Quelle est la cause des jumeaux et jumelles siamois(e) ?

Personne ne sait aujourd'hui expliquer pourquoi la division cellulaire ne s'effectue pas toujours entièrement. L’hypothèse la plus explorée mentionne une fusion entre l'ovule et le spermatozoïde qui, en conséquence, entraîne le retard de la division du disque embryonnaire pendant les premières semaines de vie.

Peuvent-ils être séparés ? Comment se passe la séparation ?

La séparation de jumeaux siamois est possible, mais pas systématique.

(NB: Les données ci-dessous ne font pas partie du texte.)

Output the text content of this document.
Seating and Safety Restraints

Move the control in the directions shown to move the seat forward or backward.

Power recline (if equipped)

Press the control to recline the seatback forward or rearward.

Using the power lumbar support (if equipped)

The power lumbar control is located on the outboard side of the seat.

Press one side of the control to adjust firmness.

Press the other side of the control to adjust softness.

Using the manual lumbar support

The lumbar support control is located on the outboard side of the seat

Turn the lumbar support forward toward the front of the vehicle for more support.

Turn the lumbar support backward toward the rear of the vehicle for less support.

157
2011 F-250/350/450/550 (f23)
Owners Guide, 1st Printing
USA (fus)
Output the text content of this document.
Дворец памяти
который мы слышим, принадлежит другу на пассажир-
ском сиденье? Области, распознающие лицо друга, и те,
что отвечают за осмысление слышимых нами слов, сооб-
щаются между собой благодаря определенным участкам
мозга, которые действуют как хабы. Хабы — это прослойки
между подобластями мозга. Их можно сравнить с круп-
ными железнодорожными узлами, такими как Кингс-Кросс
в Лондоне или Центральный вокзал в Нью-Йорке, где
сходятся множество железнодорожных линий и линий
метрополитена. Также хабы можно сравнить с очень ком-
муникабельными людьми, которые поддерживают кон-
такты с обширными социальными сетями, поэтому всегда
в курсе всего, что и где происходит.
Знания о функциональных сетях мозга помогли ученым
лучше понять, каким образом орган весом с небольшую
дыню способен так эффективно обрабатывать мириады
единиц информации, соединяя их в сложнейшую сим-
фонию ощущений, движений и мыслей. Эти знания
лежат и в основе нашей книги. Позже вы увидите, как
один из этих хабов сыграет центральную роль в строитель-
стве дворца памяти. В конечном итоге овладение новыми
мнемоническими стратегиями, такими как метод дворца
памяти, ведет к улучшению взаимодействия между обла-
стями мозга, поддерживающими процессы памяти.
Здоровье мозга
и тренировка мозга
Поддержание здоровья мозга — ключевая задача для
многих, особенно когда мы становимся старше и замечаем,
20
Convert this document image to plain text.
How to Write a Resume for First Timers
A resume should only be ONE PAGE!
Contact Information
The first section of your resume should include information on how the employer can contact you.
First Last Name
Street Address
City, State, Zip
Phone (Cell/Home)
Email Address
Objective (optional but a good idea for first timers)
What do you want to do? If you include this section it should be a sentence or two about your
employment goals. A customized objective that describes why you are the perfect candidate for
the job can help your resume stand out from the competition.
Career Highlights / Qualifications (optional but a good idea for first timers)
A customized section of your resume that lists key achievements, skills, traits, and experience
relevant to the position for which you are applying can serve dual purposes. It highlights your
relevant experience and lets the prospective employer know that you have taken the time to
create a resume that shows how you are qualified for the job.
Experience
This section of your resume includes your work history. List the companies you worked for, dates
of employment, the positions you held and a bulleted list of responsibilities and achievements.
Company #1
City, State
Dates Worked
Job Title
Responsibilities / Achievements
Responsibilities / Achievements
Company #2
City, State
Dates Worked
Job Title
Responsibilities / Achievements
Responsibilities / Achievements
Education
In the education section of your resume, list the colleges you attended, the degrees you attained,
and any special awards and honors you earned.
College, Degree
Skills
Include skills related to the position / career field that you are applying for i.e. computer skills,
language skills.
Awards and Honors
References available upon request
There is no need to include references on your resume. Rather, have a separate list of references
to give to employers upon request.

Trois scénarios sont envisageables : une séparation chirurgicale imminente (très tôt après la naissance), une séparation chirurgicale retardée (quelques années après la naissance), ou aucune séparation.

La toute première intervention chirurgicale de bébés siamois a été réalisée avec succès par Johannes Fatio au dix-septième siècle, à Bâle en Suisse. Il s'agissait de jumeaux fusionnés par l’ombilic. Le médecin a ligaturé de façon séparée les vaisseaux ombilicaux et ensuite le pont qui reliait les deux jumeaux, afin de le sectionner. Après que les ligatures fussent tombées le neuvième jour, les deux enfants ont survécu. Ce cas fut répertorié en 1689 par Emanuel König. 

Chaque opération est précédée de nombreux examens permettant de déterminer les organes complets, partiels ou manquants chez chacun. Pour pouvoir séparer des siamois, il faut effectivement qu'ils soient en bonne santé, mais aussi que leurs organes essentiels soient présents en double et que leurs organes en commun soient divisibles. Il s'agit d'une opération très délicate, tant sur le plan technique que sur le plan étique. C'est pourquoi il convient de bien évaluer le rapport bénéfices / risques au sein d'équipes pluridisciplinaires, en concertation avec les parents. Il s'agit toujours d'opérations difficiles, lourdes, longues et risquées. 

Dans certains cas, les enfants sont séparés pour permettre la survie d'un seul d'entre eux, l'autre étant considéré comme trop faible pour survivre, ou mourant.